Frühzeitig und schon bei Verdacht sollte die Behandlung mit einem ACE-Inhibitor erfolgen. Auch wenn die Datenlage bezüglich der Dosierung dünn ist, werden typischerweise die Tageshöchstdosen um ein Mehrfaches überschritten, um den Teufelskreis aus renaler Minderdurchblutung und Reninausschüttung zu durchbrechen. Bei ACE-Inhibitor-Unverträglichkeit wird auf Angiotensin-Rezeptorblocker zurückgegriffen, für die es weniger Evidenz gibt. Ob die sequenzielle Blockade des Renin-Angiotensin-Aldosteron-Systems mit ACE-Inhibitor und Angiotensin-Rezeptor-Blocker eine Verbesserung bietet, ist noch nicht abschließend geklärt. Reicht die Ausdosierung des ACE-Hemmers nicht zur Blutdruckkontrolle, muss die weitere Senkung des Blutdrucks mit Ca-Kanal-Blockern, Nitraten und ggf. direkten Vasodilatatoren erreicht werden. Angestrebt werden sollte die Absenkung des Blutdrucks auf hochnormale Werte, da eine zu rasche Senkung möglicherweise negative Effekte auf die renale Durchblutung hat. Parallel dazu wird die kontinuierliche Gabe von Iloprost in niedriger Dosierung empfohlen. Entsprechend der Erkenntnisse der letzten Jahre wird auch die zusätzliche Blockade des Endothelin-1-Rezeptors mittels Bosentan untersucht. Abschließende Ergebnisse stehen aber auch hier noch aus.

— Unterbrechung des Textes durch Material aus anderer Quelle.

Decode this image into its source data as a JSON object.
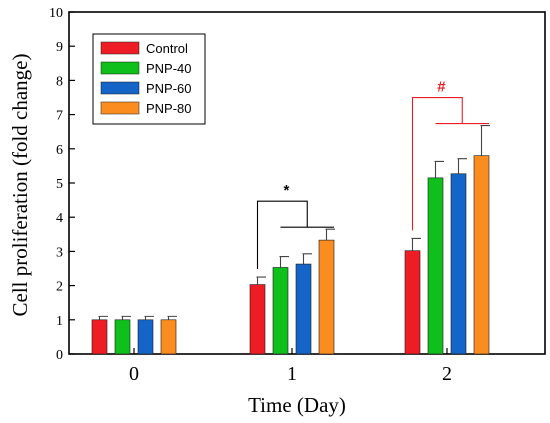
{
  "chart_data": {
    "type": "bar",
    "xlabel": "Time (Day)",
    "ylabel": "Cell proliferation (fold change)",
    "categories": [
      "0",
      "1",
      "2"
    ],
    "ylim": [
      0,
      10
    ],
    "yticks": [
      "0",
      "1",
      "2",
      "3",
      "4",
      "5",
      "6",
      "7",
      "8",
      "9",
      "10"
    ],
    "legend_position": "top-left",
    "series": [
      {
        "name": "Control",
        "color": "#ee1c24",
        "values": [
          1.0,
          2.03,
          3.02
        ],
        "errors": [
          0.1,
          0.22,
          0.36
        ]
      },
      {
        "name": "PNP-40",
        "color": "#0fbf1b",
        "values": [
          1.0,
          2.53,
          5.15
        ],
        "errors": [
          0.1,
          0.32,
          0.48
        ]
      },
      {
        "name": "PNP-60",
        "color": "#1565c8",
        "values": [
          1.0,
          2.63,
          5.27
        ],
        "errors": [
          0.1,
          0.3,
          0.44
        ]
      },
      {
        "name": "PNP-80",
        "color": "#fb8c1f",
        "values": [
          1.0,
          3.33,
          5.8
        ],
        "errors": [
          0.1,
          0.32,
          0.88
        ]
      }
    ],
    "annotations": [
      {
        "text": "*",
        "category": "1",
        "color": "#000000"
      },
      {
        "text": "#",
        "category": "2",
        "color": "#ee1c24"
      }
    ]
  }
}
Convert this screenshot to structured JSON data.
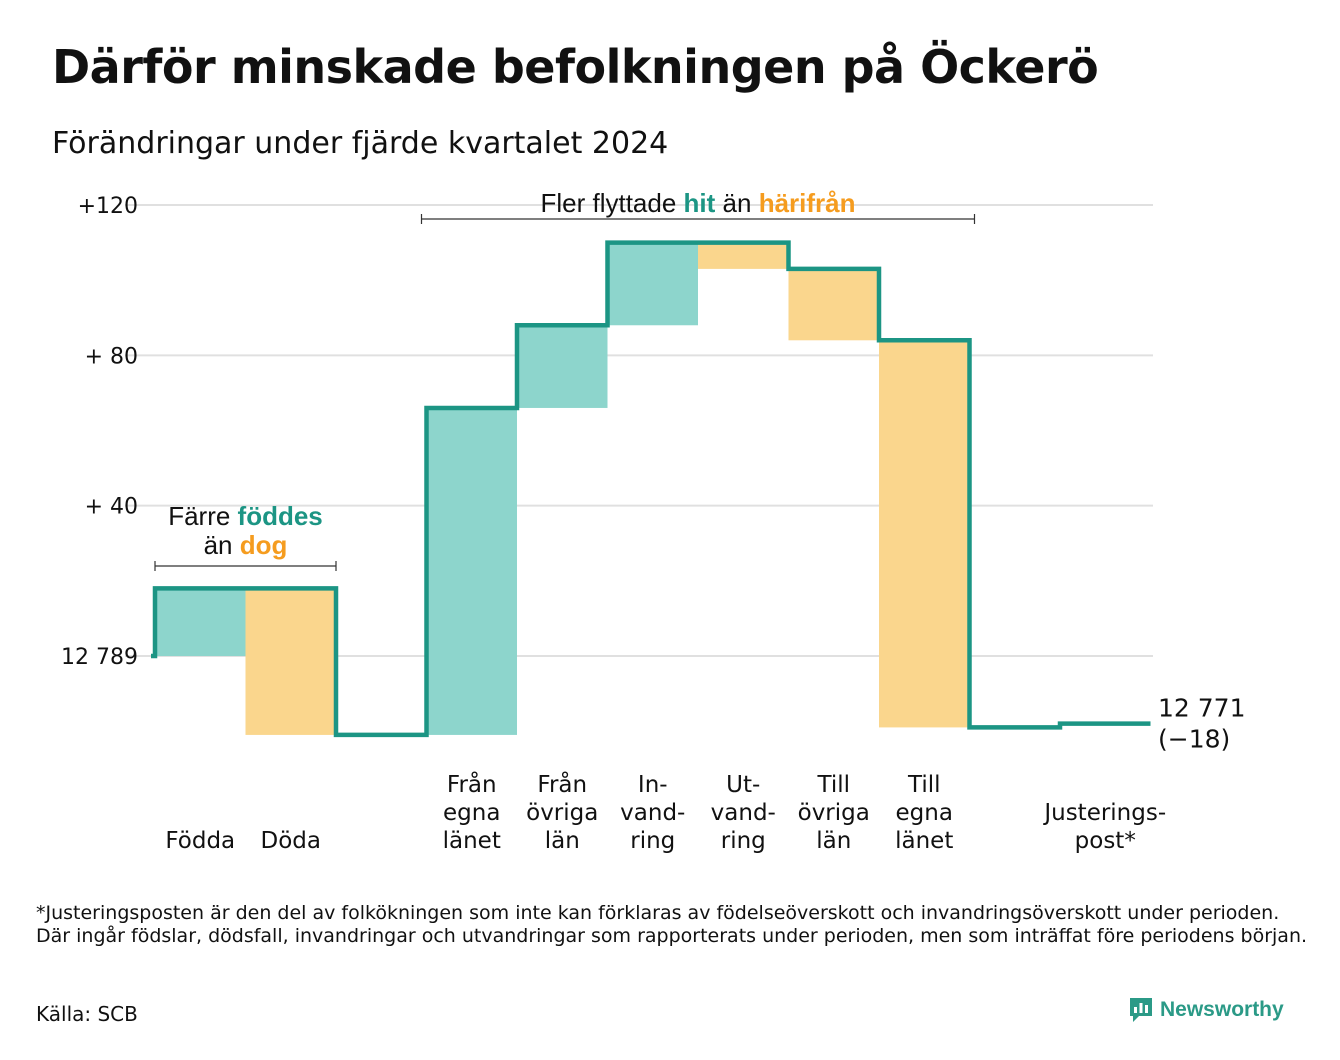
{
  "title": "Därför minskade befolkningen på Öckerö",
  "subtitle": "Förändringar under fjärde kvartalet 2024",
  "chart_data": {
    "type": "waterfall",
    "baseline_label": "12 789",
    "start_value": 12789,
    "end_value": 12771,
    "end_label_value": "12 771",
    "end_label_change": "(−18)",
    "y_range": [
      -21,
      122
    ],
    "y_ticks": [
      {
        "value": 0,
        "label": "12 789"
      },
      {
        "value": 40,
        "label": "+ 40"
      },
      {
        "value": 80,
        "label": "+ 80"
      },
      {
        "value": 120,
        "label": "+120"
      }
    ],
    "grid": true,
    "categories": [
      {
        "label": [
          "Födda"
        ],
        "change": 18,
        "kind": "in"
      },
      {
        "label": [
          "Döda"
        ],
        "change": -39,
        "kind": "out"
      },
      {
        "label": [],
        "change": 0,
        "kind": "none"
      },
      {
        "label": [
          "Från",
          "egna",
          "länet"
        ],
        "change": 87,
        "kind": "in"
      },
      {
        "label": [
          "Från",
          "övriga",
          "län"
        ],
        "change": 22,
        "kind": "in"
      },
      {
        "label": [
          "In-",
          "vand-",
          "ring"
        ],
        "change": 22,
        "kind": "in"
      },
      {
        "label": [
          "Ut-",
          "vand-",
          "ring"
        ],
        "change": -7,
        "kind": "out"
      },
      {
        "label": [
          "Till",
          "övriga",
          "län"
        ],
        "change": -19,
        "kind": "out"
      },
      {
        "label": [
          "Till",
          "egna",
          "länet"
        ],
        "change": -103,
        "kind": "out"
      },
      {
        "label": [],
        "change": 0,
        "kind": "none"
      },
      {
        "label": [
          "Justerings-",
          "post*"
        ],
        "change": 1,
        "kind": "adjust"
      }
    ],
    "annotations": {
      "births": {
        "line1": "Färre",
        "hl1": "föddes",
        "line2": "än",
        "hl2": "dog"
      },
      "moves": {
        "lead": "Fler flyttade",
        "hl1": "hit",
        "mid": "än",
        "hl2": "härifrån"
      }
    },
    "colors": {
      "in_fill": "#8dd5cc",
      "out_fill": "#fad68d",
      "line": "#1c9584",
      "in_text": "#1c9584",
      "out_text": "#f59c1f",
      "grid": "#e0e0e0"
    }
  },
  "footnote": "*Justeringsposten är den del av folkökningen som inte kan förklaras av födelseöverskott och invandringsöverskott under perioden. Där ingår födslar, dödsfall, invandringar och utvandringar som rapporterats under perioden, men som inträffat före periodens början.",
  "source": "Källa: SCB",
  "brand": {
    "name": "Newsworthy",
    "icon": "newsworthy-logo-icon"
  }
}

In den letzten Jahren wurden ein Rückgang der Inzidenz der renalen Krise und eine Zunahme der Sklerodermiepatienten auf ACE-Inhibitor-Therapie festgestellt. Andererseits gibt es Beobachtungen schwererer Verläufe bei Patienten, die unter ACE-Hemmer-Therapie eine Nierenkrise entwickeln. Neu beschriebene Autoantikörper gegen Angiotensinrezeptoren bei Sklerodermiepatienten könnten eine Erklärung für diese Beobachtung darstellen. Da größere Untersuchungen noch ausstehen, kann derzeit jedenfalls keine Empfehlung zur prophylaktischen Behandlung von Patienten ohne vorbestehende arterielle Hypertonie gegeben werden.